Oleh: Sutrisno Pangaribuan
Beberapa waktu yang lalu, sejumlah kepala desa (kades) di Pulau Madura, Jawa Timur, menyatakan akan menghabisi suara partai politik (parpol) di pemilu 2024 yang menolak penambahan masa jabatan kepala desa dari 6 tahun menjadi 9 tahun.
“Suara Parpol di pemilu 2024 nanti yang tidak mendukung masa jabatan kades jadi 9 tahun akan kami habisi,” kata Farid Afandi, kades Tentenan Timur, Larangan, Pamekasan, Madura, Jumat (20/1/2023).
Farid mengklaim seluruh kades di Madura yang terlibat aksi demonstrasi di Kompleks DPR RI, Senayan, Jakarta sekitar 800 kades. Menurut Farid dari jumlah tersebut memberi pesan bahwa di Pemilu 2024 nanti kades punya pengaruh besar terhadap suara dan keberadaan parpol dalam meraih suara pemilih di desa.
Revisi UU Desa Jadi Super Prioritas
Ancaman para kades tersebut berbuah cepat, disambut lagu setuju dari paduan suara DPR RI. Meski tidak masuk dalam program legislasi nasional (prolegnas), kini badan legislasi (baleg) DPR RI mulai membahas revisi UU No.6 Tahun 2014 tentang Desa.
Selain perubahan masa jabatan yang semula 6 tahun diubah menjadi 9 tahun, DPR juga menawarkan hadiah menjelang Pemilu 2024 berupa penambahan besaran dana desa dari 1 miliar rupiah menjadi 2 miliar rupiah.
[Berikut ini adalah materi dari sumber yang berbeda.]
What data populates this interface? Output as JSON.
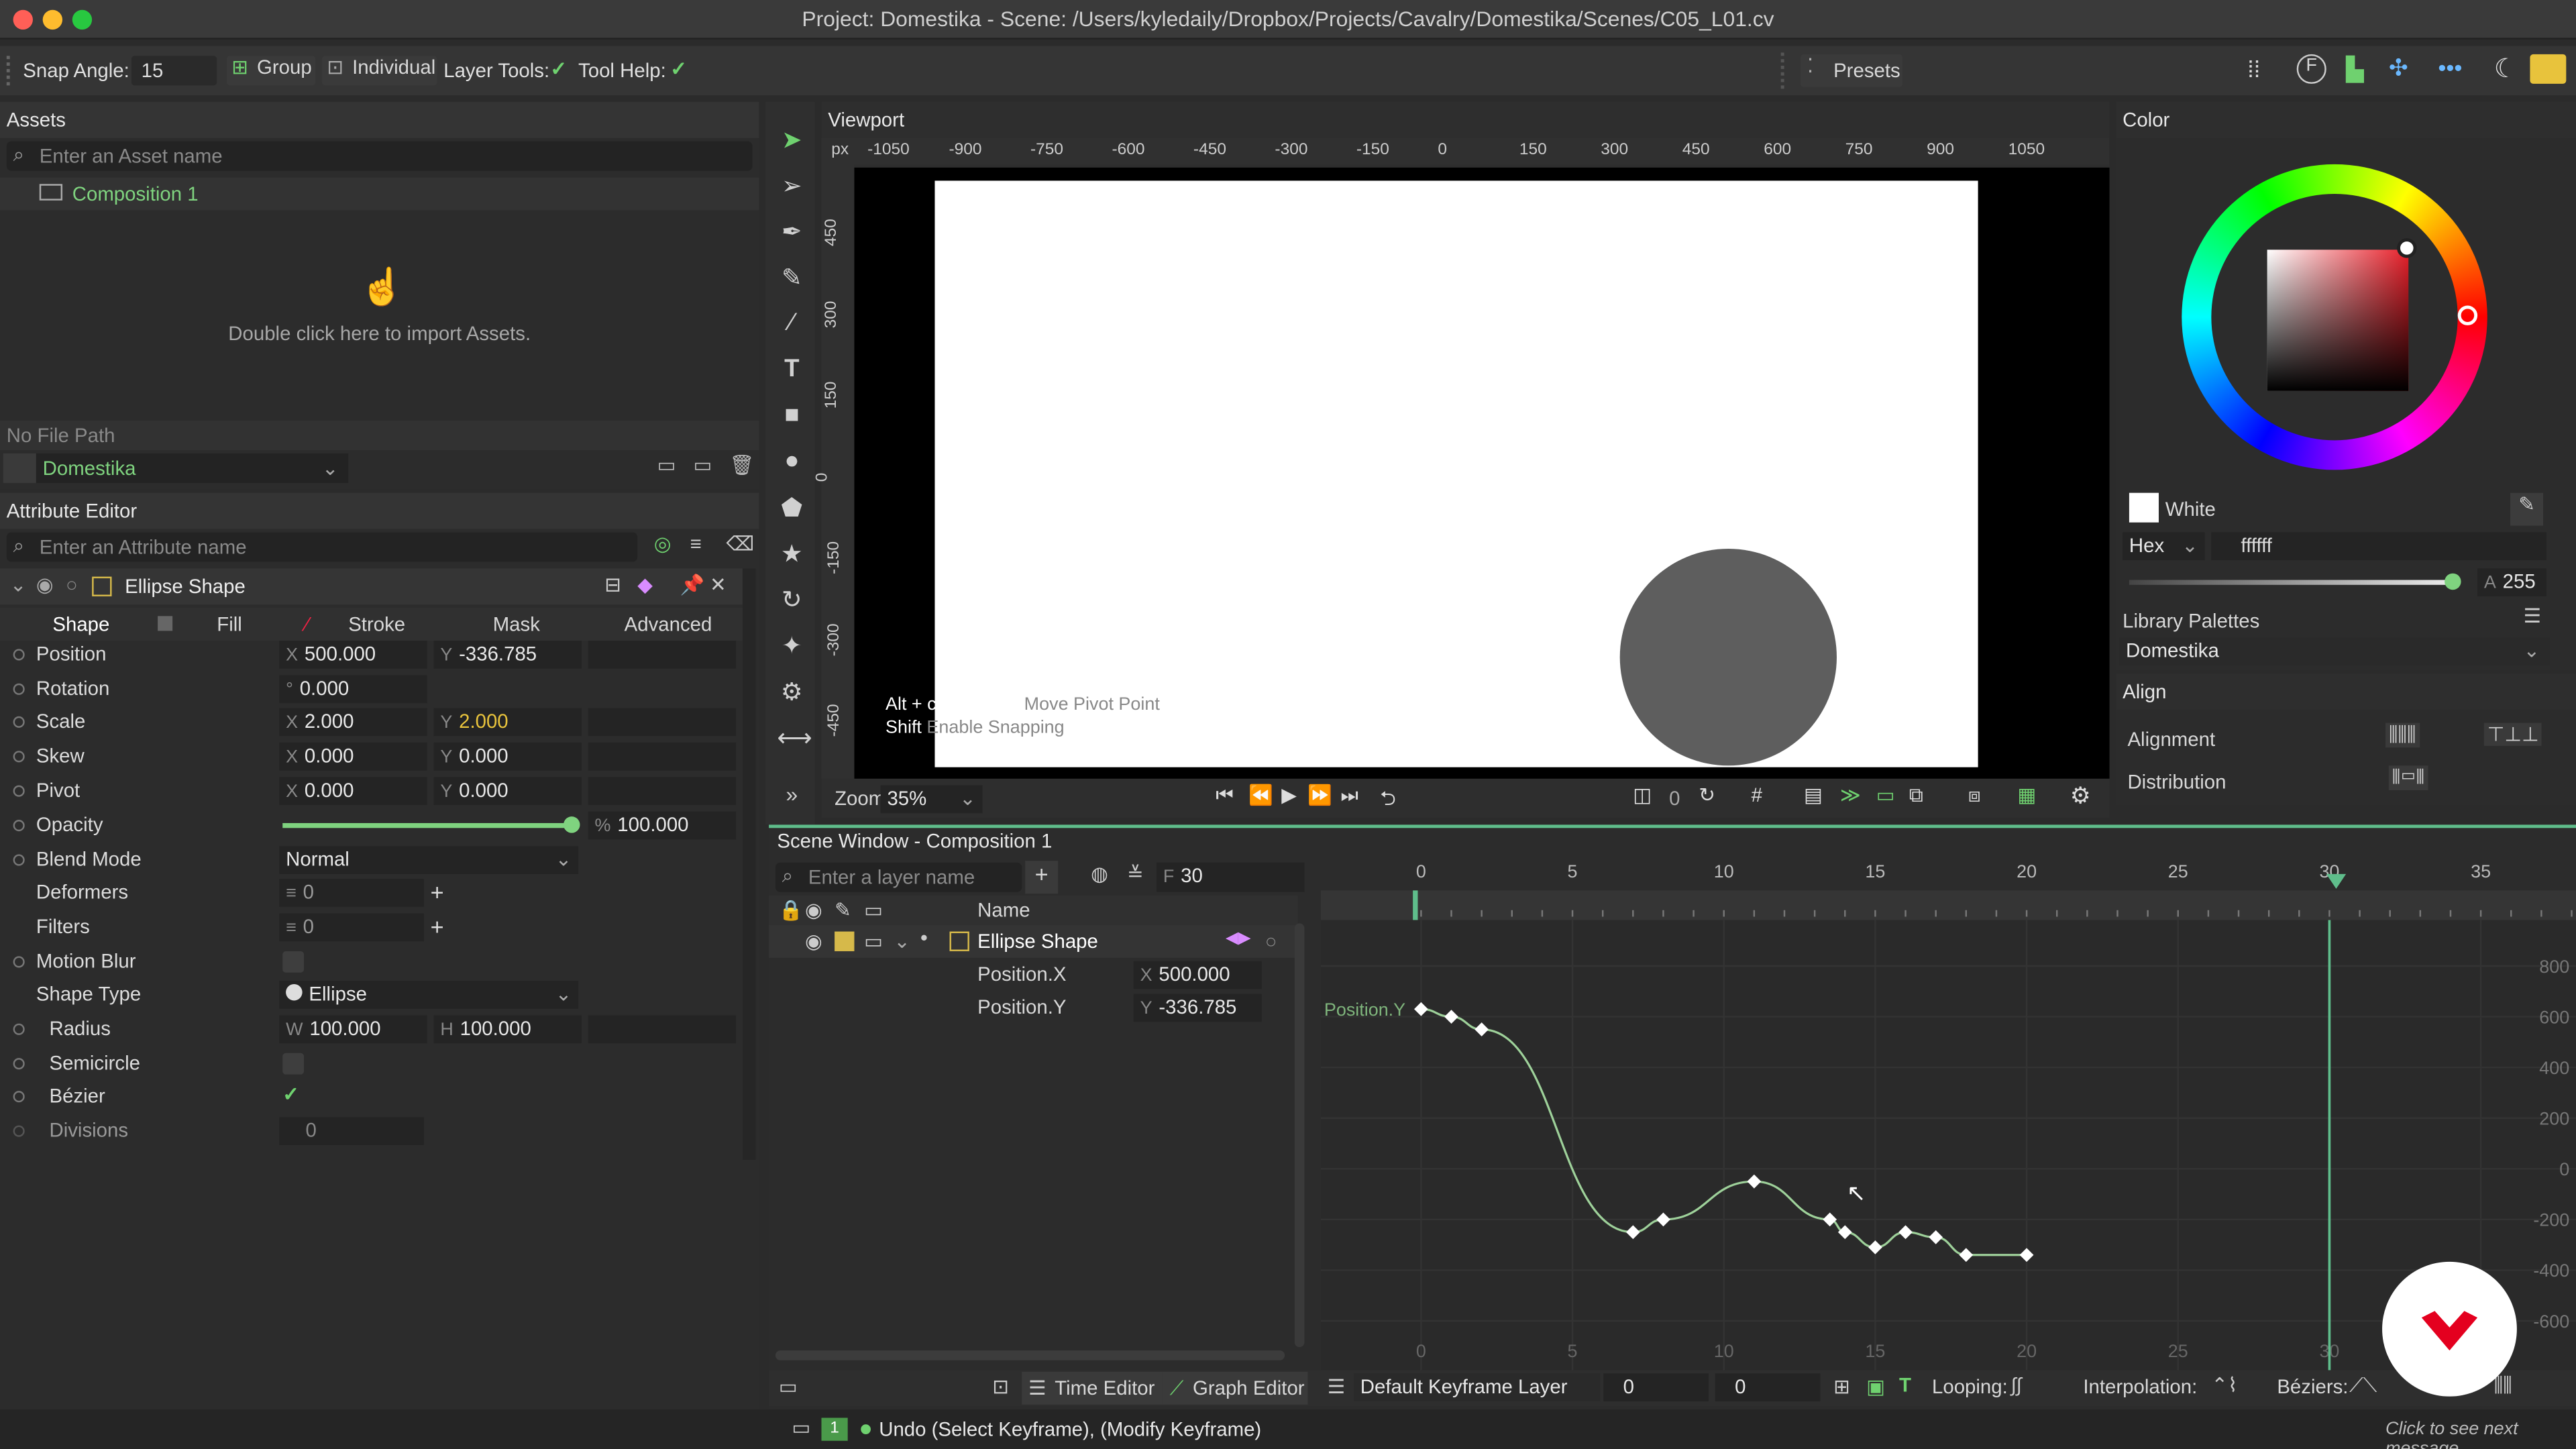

Senada dengan DPR, Komisaris BUMN PTPN V, Budiman Sudjatmiko mengklaim Presiden Joko Widodo (Jokowi) juga telah menyetujui perpanjangan masa jabatan kades. Hal tersebut disampaikan Budiman setelah bertemu Jokowi di Istana Kepresidenan, Jakarta pada Selasa (17/1/2023).
Budiman menjelaskan alasan konflik di desa selalu terjadi pasca Pilkades. Sehingga butuh waktu dua hingga tiga tahun untuk pemulihan. Maka dibutuhkan tambahan waktu agar para kades dapat bekerja selama 6 tahun. Alasan konflik menjadi alasan tunggal Budiman mempengaruhi Jokowi hingga akhirnya setuju perubahan UU Desa.
Parpol Merusak Pilkades
Sejak Indonesia melaksanakan sistem Pemilu terbuka, maka rakyat terkadang penting bagi para politikus dan parpol. Semua parpol berlomba memperluas pengaruh dengan mempersiapkan calon-calon kades.
Parpol akhirnya tergoda ikut bertarung dalam perebutan jabatan kades. Ironisnya parpol justru menularkan berbagai penyakit buruk dalam pilkades. Terjadinya politik uang, eksploitasi ikatan-ikatan primordial menjadi kenyataan buruk pilkades pasca reformasi setelah dicampuri parpol.
Alokasi dana desa dalam APBN dianggap sebagai “jasa parpol”, maka para kades “terpaksa” berafiliasi kepada Parpol, baik sebagai kader maupun simpatisan. Demikian juga dengan berbagai persoalan hukum yang selalu muncul akibat lemahnya pemahaman dalam tata kelola anggaran dana desa.
Para kades dan perangkat desa yang masih “amatir” sering mengalami persoalan hukum. Maka para kades memilih “berteman baik” agar mendapat “perlindungan dari parpol”.
Perpanjangan Masa Kerja Kades Sesat
Sebagai respon atas kesesatan berpikir parpol secara kolektif di DPR RI yang menawarkan solusi pragmatis dan oportunis tersebut, maka Kongres Rakyat Nasional (Kornas) sebagai wadah berhimpun dan berjuang rakyat dalam mewujudkan tujuan dan cita-cita bangsa Indonesia menyampaikan pandangan dan sikap sebagai berikut:
Pertama, bahwa sebelum sistem pemilihan presiden (pilpres) dan pemilihan kepala daerah (pilkada) langsung, Indonesia telah melaksanakan pemilihan kepala desa (Pilkades) secara langsung. Sebelum reformasi, meskipun ada konflik dalam proses pilkades, hal tersebut dianggap sebagai dinamika demokrasi. Tidak terjadi konflik berkepanjangan yang membutuhkan waktu untuk pemulihan.
Kedua, bahwa konflik dalam pilkades belakangan ini dipastikan sebagai akibat pengaruh buruk dari parpol yakni politik uang dan eksploitasi ikatan-ikatan primordial. Sehingga untuk menghilangkan konflik berkepanjangan, parpol yang seharusnya dilarang terlibat dalam Pilkades baik langsung maupun tidak langsung.